J'ouvris mon sac pour lui faire voir Tim. Il faisait très bien la peluche quand il arrêtait de bouger.

— C'est très moche. Si tu veux lui offrir ça, je confirme qu'il vaut mieux qu'elle ne te voit pas. En plus il est crade, il fait peur avec ses yeux. T'as vraiment dormi avec cette horreur? Je comprends mieux...
— Bah, t'y connais rien, c'est un truc super romantique, je lui offre un de mes vieux doudous. Allez, aucun risque pour toi, et je t'offre une occasion de lui parler, en plus.

J'entraperçus une lueur s'allumer dans ses yeux. Le voyant rouge des hormones, le fameux.

— Lui parler de quoi, au juste?
— Utilise tes points forts.
— Les maths? Tu veux que j'aille voir une nana comme elle pour lui parler cours?
— Euh, oui, impeccable. C'est une diversion et faudra meubler. Après, si tu as une autre idée...
— A charge de revanche, alors. Si ton plan foire –ce qui va arriver– tu devras m'aider. Deal?

C'était totalement sceller un pacte très malsain avec le Diable. Mais un Diable asthmatique et myope.

— Euh, je suppose, oui. Rendez-vous à l'angle du couloir devant son casier. Pendant l'heure de midi.

Il était là, à l'heure. Moi aussi. Incroyable. Je n'avais guère pu manger, sans savoir pourquoi. J'avais les mains moites, le palpitant survolté et l'estomac en train de faire du saut à l'élastique. Je me sentais un peu nerveux. Ca irait mieux une fois que j'aurais laissé tout ça derrière moi. J'avais néanmoins beaucoup de mal à faire taire la petite voix dans un coin qui me répétait sans cesse :

— Arrête de me secouer!

Bon, ça, c'était surtout Tim qui râlait. Il était dur à ignorer. Mais pas autant que ma conscience, pour être parfaitement honnête. Je vis enfin Max commencer à bouger.

— Hey, Cam!

Elle détestait qu'on l'appelle comme ça. J'étais à peu près certain qu'il le savait. Il n'allait quand même pas me saborder, non? Je la vis froncer des sourcils. Moi aussi, je lui faisais froncer des sourcils. Tellement qu'elle allait en avoir des rides prématurées, à ce rythme là.

La laisser ouvrir son casier d'abord. Attendre qu'il capte son attention.

Elle n'avait pas encore ouvert son casier! Je lui avais pourtant dit d'attendre que le casier fut ouvert pour que je puisse déposer Tim.
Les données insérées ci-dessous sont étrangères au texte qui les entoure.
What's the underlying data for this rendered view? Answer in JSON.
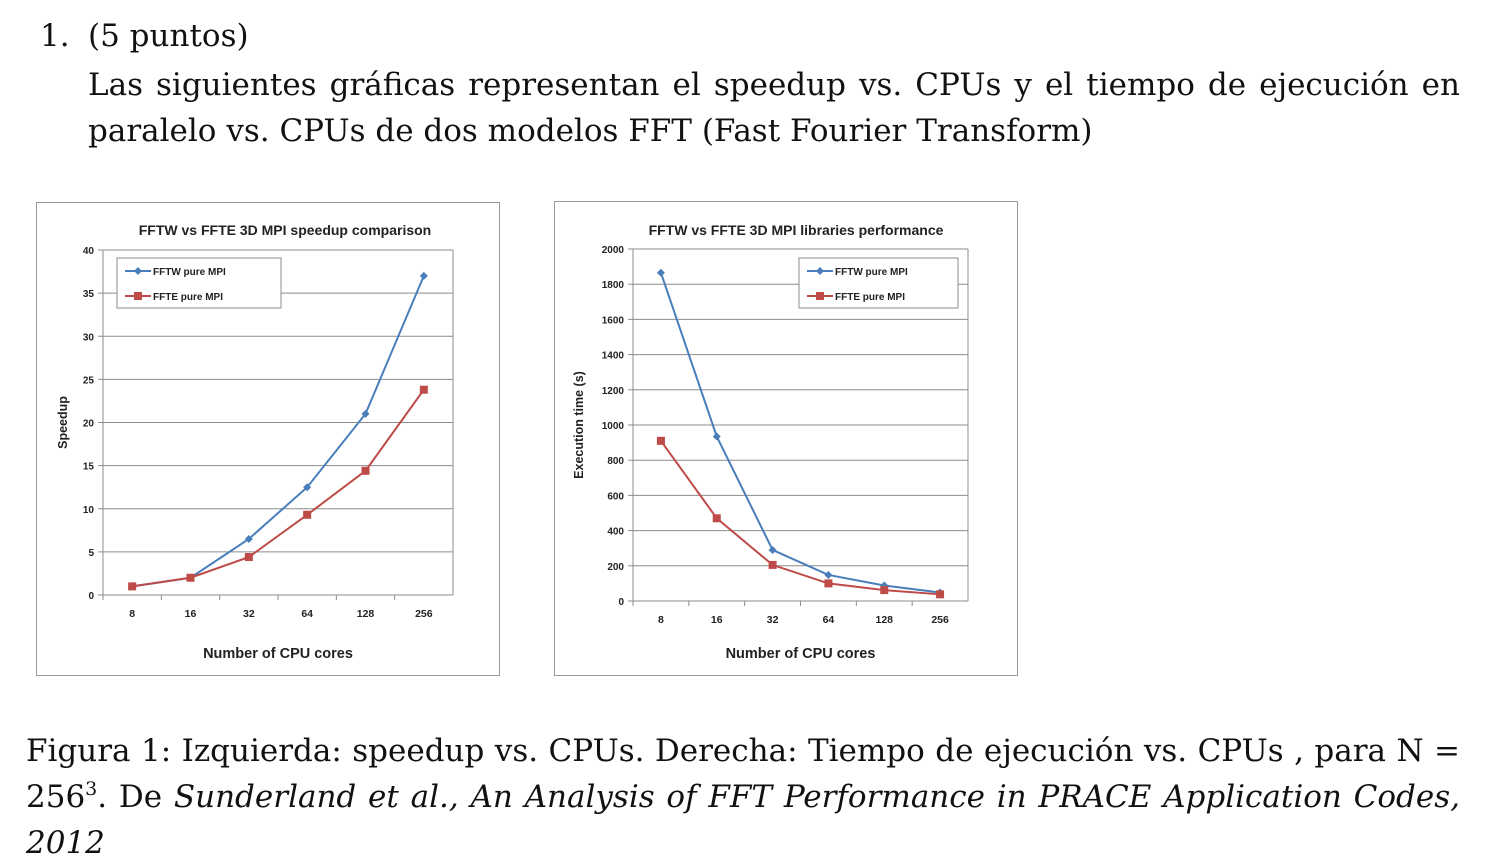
{
  "question": {
    "number": "1.",
    "points": "(5 puntos)",
    "text": "Las siguientes gráficas representan el speedup vs. CPUs y el tiempo de ejecución en paralelo vs. CPUs de dos modelos FFT (Fast Fourier Transform)"
  },
  "caption": {
    "lead": "Figura 1: Izquierda: speedup vs. CPUs. Derecha: Tiempo de ejecución vs. CPUs , para N = 256",
    "exponent": "3",
    "source_prefix": ". De ",
    "source_italic": "Sunderland et al., An Analysis of FFT Performance in PRACE Application Codes, 2012"
  },
  "chart_data": [
    {
      "type": "line",
      "title": "FFTW  vs FFTE 3D MPI  speedup comparison",
      "xlabel": "Number of CPU cores",
      "ylabel": "Speedup",
      "categories": [
        "8",
        "16",
        "32",
        "64",
        "128",
        "256"
      ],
      "ylim": [
        0,
        40
      ],
      "yticks": [
        "0",
        "5",
        "10",
        "15",
        "20",
        "25",
        "30",
        "35",
        "40"
      ],
      "grid": true,
      "legend_position": "top-left",
      "series": [
        {
          "name": "FFTW  pure MPI",
          "color": "#4a7ebb",
          "marker": "diamond",
          "values": [
            1,
            2,
            6.5,
            12.5,
            21,
            37
          ]
        },
        {
          "name": "FFTE  pure  MPI",
          "color": "#be4b48",
          "marker": "square",
          "values": [
            1,
            2,
            4.4,
            9.3,
            14.4,
            23.8
          ]
        }
      ]
    },
    {
      "type": "line",
      "title": "FFTW  vs FFTE 3D MPI  libraries performance",
      "xlabel": "Number of CPU cores",
      "ylabel": "Execution time (s)",
      "categories": [
        "8",
        "16",
        "32",
        "64",
        "128",
        "256"
      ],
      "ylim": [
        0,
        2000
      ],
      "yticks": [
        "0",
        "200",
        "400",
        "600",
        "800",
        "1000",
        "1200",
        "1400",
        "1600",
        "1800",
        "2000"
      ],
      "grid": true,
      "legend_position": "top-right",
      "series": [
        {
          "name": "FFTW  pure MPI",
          "color": "#4a7ebb",
          "marker": "diamond",
          "values": [
            1865,
            935,
            290,
            148,
            88,
            48
          ]
        },
        {
          "name": "FFTE  pure MPI",
          "color": "#be4b48",
          "marker": "square",
          "values": [
            910,
            470,
            205,
            100,
            62,
            38
          ]
        }
      ]
    }
  ]
}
Est-ce-que j'avais assez insisté sur ce détail crucial? Max devenait nerveux et passa sa main dans ses cheveux. Son truc typique à lui pour se donner de la contenance.

— Pourquoi il y a écrit "attendre casier ouvert" sur ta main, Max?

Cette fois, il transpirait et je reconnaissais les symptômes de la crise d'asthme imminente. Le pire, c'est que c'était contagieux, même à cette distance.

Tout le plan était occupé à prendre la flotte parce que môssieu perdait ses nerfs. Pas grave. J'allais jouer mon va-tout. Je me dirigeai droit sur elle, alors qu'elle me tournait le dos. J'agrippai Tim par le col, abandonnant mon sac par terre. Le temps sembla ralentir. Mon sac se mit à s'agiter.

— Elle est là! Elle est là!

Je compris un peu tardivement ce que voulait dire Tim qui criait comme un goret. La même brume noire tombait sur le couloir. Pour encercler Max et Camille. Il fallait réagir très vite. C'est alors que je fus percuté de plein fouet par ma propre stupidité.

Le médaillon!

Il était dans ma poche. Il aurait été un milliard de fois plus simple de le lui refiler. Comment avais-je pu être aussi bête?

Il n'était pas encore trop tard. J'empoignai le bijou au fond de ma poche pour le lancer dans sa direction. Tim s'était dégagé du sac et s'excitait comme un caniche dopé au sucre.

— Mais t'es MALADE!

Après son cri, Tim me mordit le bras. La douleur aiguë interrompit mon mouvement. Le médaillon tomba donc bien trop loin de Camille et glissa sur le sol presque à ses pieds. Elle se tourna enfin dans ma direction.

— Un grand merci à toi. Ça va grandement nous faciliter les choses.

Alors que les couleurs s'estompaient, que le son s'atténuait et que l'univers semblait vouloir se replier dans un mouchoir de poche, les yeux de Camille se révulsèrent. Son sourire s'élargit encore. Dévoilant des dents. Du genre pointues et aiguisées.